General Motors has announced a new vehicle manufacturing joint venture with China’s FAW Group, primarily targeting China’s fast-expanding light commercial vehicle (LCV) market.

Called FAW-GM Light Duty Commercial Vehicle Co Ltd, the 50-50 partnership is the first major investment for GM since it emerged from bankruptcy in July. It has a registered capital of CNY 1.2 billion (USD 176 million) and a total investment of CNY 2 billion.

The FAW Group is one of the largest automotive groups in China, with substantial joint ventures with Volkswagen group and Toyota Motor as well as extensive wholly-owned operations.

This latest new joint venture, the first between the two companies, will make use of exiting FAW production facilities in Changchun, Jilin province, currently operated by Harbin Light Vehicle Co Ltd and Hongta Yunnan Automotive Manufacturing Co Ltd – according to GM’s executive vice president Nick Reilly.

A new plant is under construction in Harbin designed to double the capacity available to the new joint venture to 200,000 units per year from 2010. A range of light commercial vehicles of up to 5 tons GVW will be produced, including chassis-box models, to be sold initially under the FAW brand.
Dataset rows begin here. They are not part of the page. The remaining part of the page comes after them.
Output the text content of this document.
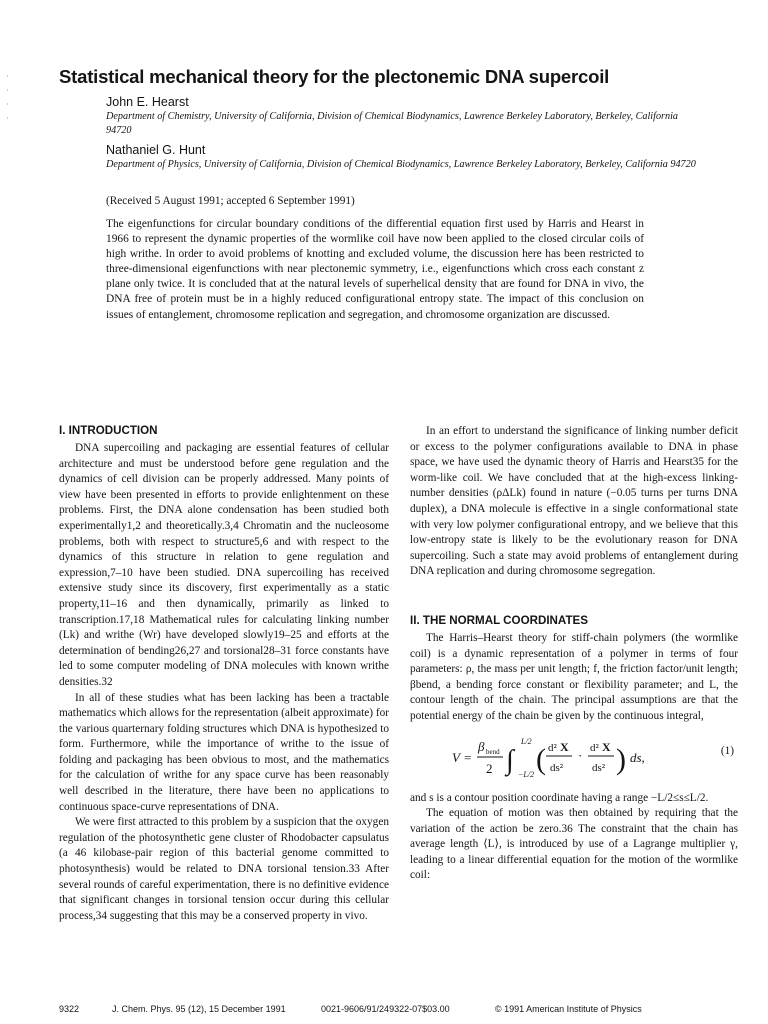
·
·
·
·
Statistical mechanical theory for the plectonemic DNA supercoil
John E. Hearst
Department of Chemistry, University of California, Division of Chemical Biodynamics, Lawrence Berkeley Laboratory, Berkeley, California 94720
Nathaniel G. Hunt
Department of Physics, University of California, Division of Chemical Biodynamics, Lawrence Berkeley Laboratory, Berkeley, California 94720
(Received 5 August 1991; accepted 6 September 1991)

The eigenfunctions for circular boundary conditions of the differential equation first used by Harris and Hearst in 1966 to represent the dynamic properties of the wormlike coil have now been applied to the closed circular coils of high writhe. In order to avoid problems of knotting and excluded volume, the discussion here has been restricted to three-dimensional eigenfunctions with near plectonemic symmetry, i.e., eigenfunctions which cross each constant z plane only twice. It is concluded that at the natural levels of superhelical density that are found for DNA in vivo, the DNA free of protein must be in a highly reduced configurational entropy state. The impact of this conclusion on issues of entanglement, chromosome replication and segregation, and chromosome organization are discussed.

I. INTRODUCTION

DNA supercoiling and packaging are essential features of cellular architecture and must be understood before gene regulation and the dynamics of cell division can be properly addressed. Many points of view have been presented in efforts to provide enlightenment on these problems. First, the DNA alone condensation has been studied both experimentally1,2 and theoretically.3,4 Chromatin and the nucleosome problems, both with respect to structure5,6 and with respect to the dynamics of this structure in relation to gene regulation and expression,7–10 have been studied. DNA supercoiling has received extensive study since its discovery, first experimentally as a static property,11–16 and then dynamically, primarily as linked to transcription.17,18 Mathematical rules for calculating linking number (Lk) and writhe (Wr) have developed slowly19–25 and efforts at the determination of bending26,27 and torsional28–31 force constants have led to some computer modeling of DNA molecules with known writhe densities.32

In all of these studies what has been lacking has been a tractable mathematics which allows for the representation (albeit approximate) for the various quarternary folding structures which DNA is hypothesized to form. Furthermore, while the importance of writhe to the issue of folding and packaging has been obvious to most, and the mathematics for the calculation of writhe for any space curve has been reasonably well described in the literature, there have been no applications to continuous space-curve representations of DNA.

We were first attracted to this problem by a suspicion that the oxygen regulation of the photosynthetic gene cluster of Rhodobacter capsulatus (a 46 kilobase-pair region of this bacterial genome committed to photosynthesis) would be related to DNA torsional tension.33 After several rounds of careful experimentation, there is no definitive evidence that significant changes in torsional tension occur during this cellular process,34 suggesting that this may be a conserved property in vivo.

In an effort to understand the significance of linking number deficit or excess to the polymer configurations available to DNA in phase space, we have used the dynamic theory of Harris and Hearst35 for the worm-like coil. We have concluded that at the high-excess linking-number densities (ρΔLk) found in nature (−0.05 turns per turns DNA duplex), a DNA molecule is effective in a single conformational state with very low polymer configurational entropy, and we believe that this low-entropy state is likely to be the evolutionary reason for DNA supercoiling. Such a state may avoid problems of entanglement during DNA replication and during chromosome segregation.

II. THE NORMAL COORDINATES

The Harris–Hearst theory for stiff-chain polymers (the wormlike coil) is a dynamic representation of a polymer in terms of four parameters: ρ, the mass per unit length; f, the friction factor/unit length; βbend, a bending force constant or flexibility parameter; and L, the contour length of the chain. The principal assumptions are that the potential energy of the chain be given by the continuous integral,

V =
β bend
2 ∫
L/2
−L/2 ( d² X
ds²
· d² X
ds² ) ds,	(1)

and s is a contour position coordinate having a range −L/2≤s≤L/2.

The equation of motion was then obtained by requiring that the variation of the action be zero.36 The constraint that the chain has average length ⟨L⟩, is introduced by use of a Lagrange multiplier γ, leading to a linear differential equation for the motion of the wormlike coil:

9322	J. Chem. Phys. 95 (12), 15 December 1991	0021-9606/91/249322-07$03.00	© 1991 American Institute of Physics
GM is expected to sell a separate range of derivatives for sale in China and for export later on.

GM is also a partner in a mini commercial vehicle joint venture with Shanghai Automotive Industry Corporation (SAIC) in Luizhou city, Guangxi province, called Shanghai-GM Wuling Automobile Co Ltd, and has a major passenger vehicle joint venture with SAIC called Shanghai-GM Co Ltd.

Kevin Wale, president of GM China, said GM and its joint ventures sold over 959,000 vehicles in China in the first seven months of 2009, 43% more than a year earlier. This makes China GM’s largest single market for the first time – ahead of the USA.